British Snoring & Sleep Apnoea Association

Hi anyone reading this. I have been advised by a Registrar at the Sleep Unit (Bristol Royal Infirmary) to make more noise amongst ourselves and ask our MP's and Health Authorities (if funding for CPAP machines is low) to take SA more seriously . No one should have to buy their own equipment if a NHS patient. It is up to us all to make a stand and hopefully make them put in more funding for SA clinics. Please write a letter(s) if you are already receiving treatment and have a machine on the NHS to support others who are still waiting, and if you are like me still waiting, write to. Thank you

Hi Jackie,

I don't know if you saw my post under "Letter to MP's" in the general sleep apnoea section of the forum. I know that SATA had a campaign to get people to write to their MP's and to NICE (National Institute for Clinical Excellence) to get them to include CPAP under their list of approved treatments.

I know that NICE responded that they would review the case sometime this year, so perhaps it is time to remind them that we are still here and write to them either via our MP's or direct to them. I am sure they will have a website where we can find contact details.

It really is imperative that we persuade NICE to include CPAP on their list of approved treatments as this then means that anyone who is clinically assessed as needing the treatment must be provided with it by the NHS.

I also know that SASA is backing a campaign by an MSP to raise awareness of the problem in the Scottish Parliament and to make the Scottish Executive tackle the problem, so there is a lot happening out there.

I think we just have to keep pushing, as it looks as though the barriers may just be beginning to give way.

Just had a look and search for guidance under Sleep Apnoea and the following link came up

http://www.nice.org.uk/page.aspx?o=350198

Not sure how we can chase them up on this though.

EDIT = their email address is nice@nice.org.uk

Let's all contact them and ask them to ensure CPAP is added to their list of approved treatments.

Stuart

Hi Tony the Busman. Thank you for replying to my message and for the information. You would appear to be luckier in Scotland than us in England and I hope something is forthcoming. I will look into this information. I will be writing to my MP and Chair of the Hospital Board telling them to take SA seriously and to put more funding into it. It's not as if we are asking for ongoing expensive treatment just a little machine to give us back our lives and without waiting a long time for it!! I started this journey last Novemeber and after tests and waiting to see Consultants and one month's CPAP trial still no nearer to my own. I am keeping my fingers crossed that it will be next month. Jackie

Thank you Stuart for that information. I have sent an email to ww.nice.org telling them what you have suggested! Jackie

From NICE Website


Aim of technology appraisals

NICE is asked to look at particular drugs and devices when the availability of the drug or device varies across the country. This may be because of different local prescribing or funding policies, or because there is confusion or uncertainty over its value.

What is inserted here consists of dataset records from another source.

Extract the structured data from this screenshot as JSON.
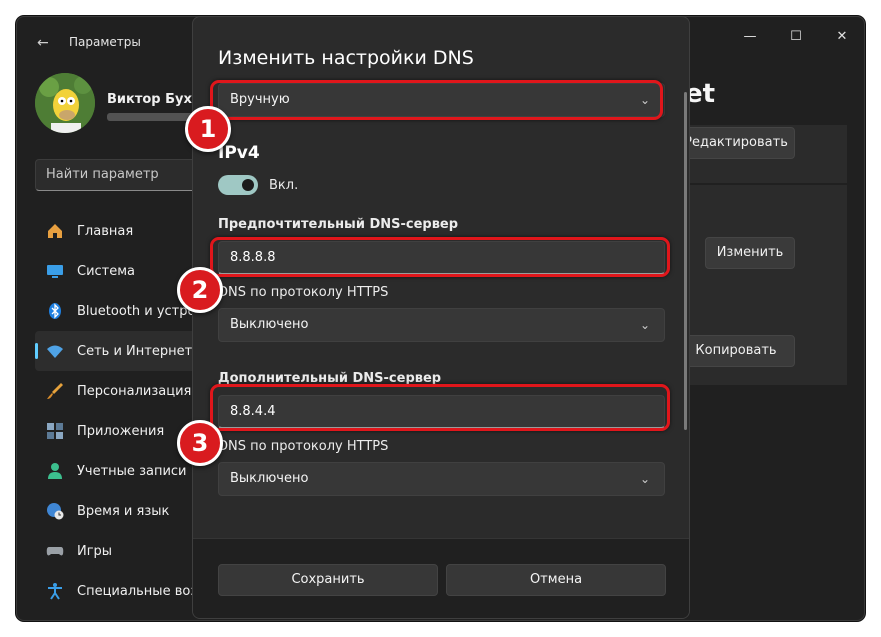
{
  "app": {
    "title": "Параметры"
  },
  "user": {
    "name": "Виктор Бухте"
  },
  "search": {
    "placeholder": "Найти параметр"
  },
  "nav": [
    {
      "label": "Главная",
      "icon": "home-icon",
      "active": false
    },
    {
      "label": "Система",
      "icon": "monitor-icon",
      "active": false
    },
    {
      "label": "Bluetooth и устро",
      "icon": "bluetooth-icon",
      "active": false
    },
    {
      "label": "Сеть и Интернет",
      "icon": "wifi-icon",
      "active": true
    },
    {
      "label": "Персонализация",
      "icon": "brush-icon",
      "active": false
    },
    {
      "label": "Приложения",
      "icon": "apps-icon",
      "active": false
    },
    {
      "label": "Учетные записи",
      "icon": "person-icon",
      "active": false
    },
    {
      "label": "Время и язык",
      "icon": "globe-clock-icon",
      "active": false
    },
    {
      "label": "Игры",
      "icon": "gamepad-icon",
      "active": false
    },
    {
      "label": "Специальные воз",
      "icon": "accessibility-icon",
      "active": false
    }
  ],
  "background": {
    "title_fragment": "et",
    "edit_label": "Редактировать",
    "change_label": "Изменить",
    "copy_label": "Копировать"
  },
  "dialog": {
    "title": "Изменить настройки DNS",
    "mode_value": "Вручную",
    "section": "IPv4",
    "toggle_label": "Вкл.",
    "preferred_label": "Предпочтительный DNS-сервер",
    "preferred_value": "8.8.8.8",
    "https1_label": "DNS по протоколу HTTPS",
    "https1_value": "Выключено",
    "alternate_label": "Дополнительный DNS-сервер",
    "alternate_value": "8.8.4.4",
    "https2_label": "DNS по протоколу HTTPS",
    "https2_value": "Выключено",
    "save_label": "Сохранить",
    "cancel_label": "Отмена"
  },
  "annotations": {
    "badge1": "1",
    "badge2": "2",
    "badge3": "3",
    "highlight_color": "#e0161b"
  }
}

Our advice ends the uncertainty and helps to standardise access to healthcare across the country.

The NHS is legally obliged to fund and resource medicines and treatments recommended by NICE's technology appraisals.

This is EXACTLY what we are needing!

I suggest telling them either

Problems you are facing getting treatment

or if being treated

How successful it is for you and the difference it makes to your life.

The more of us who write the more likely they are to do something!

Stuart. Again thanks for taking the time to tell me this. I have sent an email telling them of my problems and about my local health authorities lack of funds in this area. My Consultant got really heated about this and said we must all write and make waves so that they do something about the situation nationally. I hope others who look at this topic may just take the time to write or email to. They would have to take notice in the end, so come on all your SA guys and gals DO SOMETHING ABOUJT IT JUST DON'T MOAN!!

Hi,

I just had a look on the link posted by Stuart and there is a chance for members of the public to reply to any consultation documents that they produce or to get involved by becoming a member of their patient councils or in other ways (the website has more details)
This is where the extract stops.